The Drinker’s Terroir is not your vineyard. It’s the landscape inside your customer’s mind. It’s the nostalgia of a countryside road trip with their best friends. The romantic date night where they want to feel effortlessly cool. The Ibiza beach sunset where rosé tastes like liquid sunshine.
When people drink your wine, they’re not tasting your limestone soil. They’re tasting their own context. Who they’re with. What mood they’re in. Whether they’re wearing shoes or dancing barefoot in the kitchen.
In this context, your Bordeaux isn’t competing with another Bordeaux. It’s not even competing with another wine. It’s competing with G&Ts, with craft beer, or with the magical phrase: “I’ll have what you’re having.”
Your real terroir battle isn’t in the vineyard. It’s in the drinker’s mind. That’s where you plant the seeds of desire.
Let’s look at a brand that gets this. Castillo de Ibiza makes rosé. But they don’t sell it by talking about grape varietals or aging in stainless steel. They sell a fantasy. The golden sunset. The DJ spinning. The glittering Mediterranean. Their bottle whispers: “You’re not drinking wine. You’re sipping on Ibiza itself.”
That’s the drinker’s terroir. And it’s way more powerful than your clay subsoil and south-facing slopes.
You know who worked this out a long time ago? Cigarettes.
Let’s go back to the 20th century. When cigarettes were banned from making health claims, they pivoted hard. Marlboro stopped “selling tobacco”. What did they sell instead? Freedom. The rugged cowboy. The open range. The fantasy that lighting up makes you untouchable.
And sales exploded. Because people don’t buy products with their rational brain. They buy with their desires, their insecurities, their cravings to be someone else, even for a moment.
If Big Tobacco can figure that out, so can wine.
PART 4
In Part 3, we defined 𝘁𝗵𝗲 𝗱𝗿𝗶𝗻𝗸𝗲𝗿’𝘀 𝘁𝗲𝗿𝗿𝗼𝗶𝗿, making the point that you should stop defining your brand concept with wine clichés (terroir, tradition, etc).

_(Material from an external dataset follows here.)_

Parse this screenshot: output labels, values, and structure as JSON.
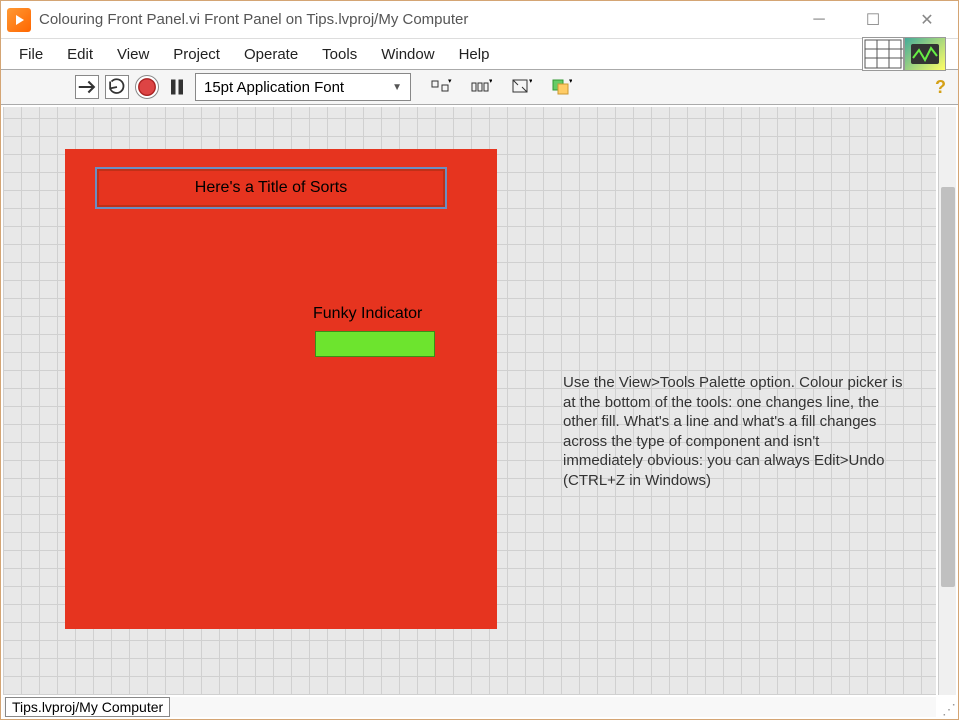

So, what do you talk about instead?
You talk about what your drinker wants to feel:
Happy.
Free.
Chilled.
Rebellious.
Creative.
Romantic.
Jovial.
Cultured.
Fashionable.
Effortlessly cool.
There’s a different wine brand for every one of those concepts. All you have to do is equate your wine with a simple and emotionally resonant concept in order to become your drinker’s answer when someone asks: “What are you drinking?” Then, stick with that concept and riff with it for a couple of decades until you own that category in the drinker’s mind.
Let’s pick one of these: rebellious. Create a wine that says: “Drink this when you feel like breaking the rules.”

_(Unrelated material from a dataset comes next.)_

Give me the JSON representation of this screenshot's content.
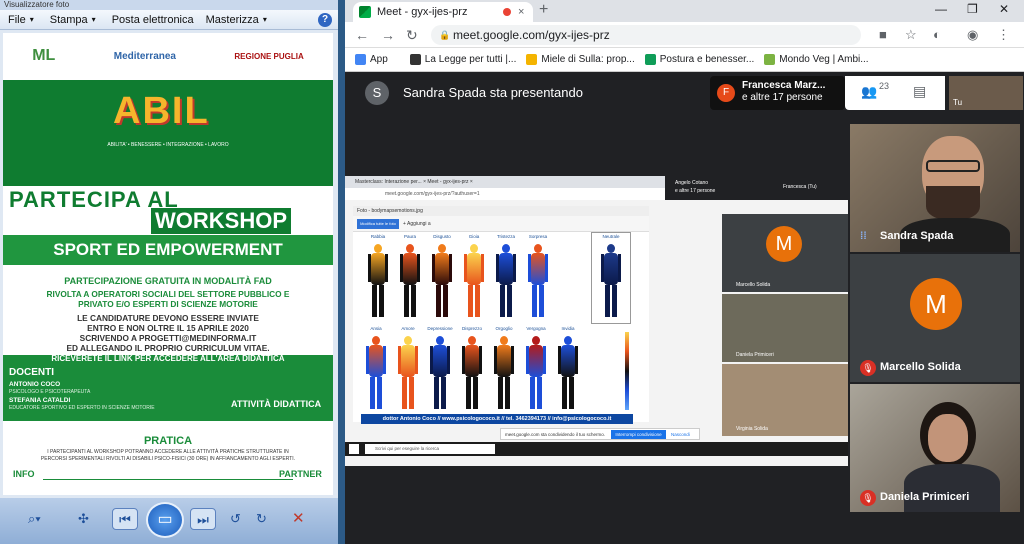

How far could you take this concept? Well, you could break the rules of your geographic appellations: blend grapes from different regions. Or—why not?—different continents. Why should a GSM blend (Grenache, Syrah, Mourvèdre) be confined to the Rhône? Imagine mixing Australian Syrah with Spanish Garnacha and French Mourvèdre. Would the snobs faint? Sure. Would drinkers get curious? Absolutely. Curiosity beats conformity.
Now, let’s be clear, I’m not advocating you should destroy your heritage in favour of some wild adventure that doesn’t feel authentic to you. The point here is to find something authentic about you that is interesting and emotionally resonant, and see how far down the road to singularity you could take it. Because it needs to be understood that, from your drinker’s point of view, your real competition isn’t another Bordeaux. It’s everything else that’s fighting for space in the drinker’s glass. And what goes in the drinker’s glass is what’s in the drinker’s mind.
So, stop selling your soil. Sell your drinker’s fantasy. Next time you’re tempted to brag about your sun exposure or your 93.5 Parker points… Pause, and ask yourself:
- Where does my drinker want to be when they sip this?
- Who do they want to become for those few golden minutes?
- What fantasy am I helping them step into?
Your job isn’t to sell fermented grape juice. Your job is to sell a moment, a mood, a magic little shift in someone’s day. Those things live in the drinker’s terroir. That’s where desire blooms. That’s where names mean something. That’s where brands stop being commodities and start being culture.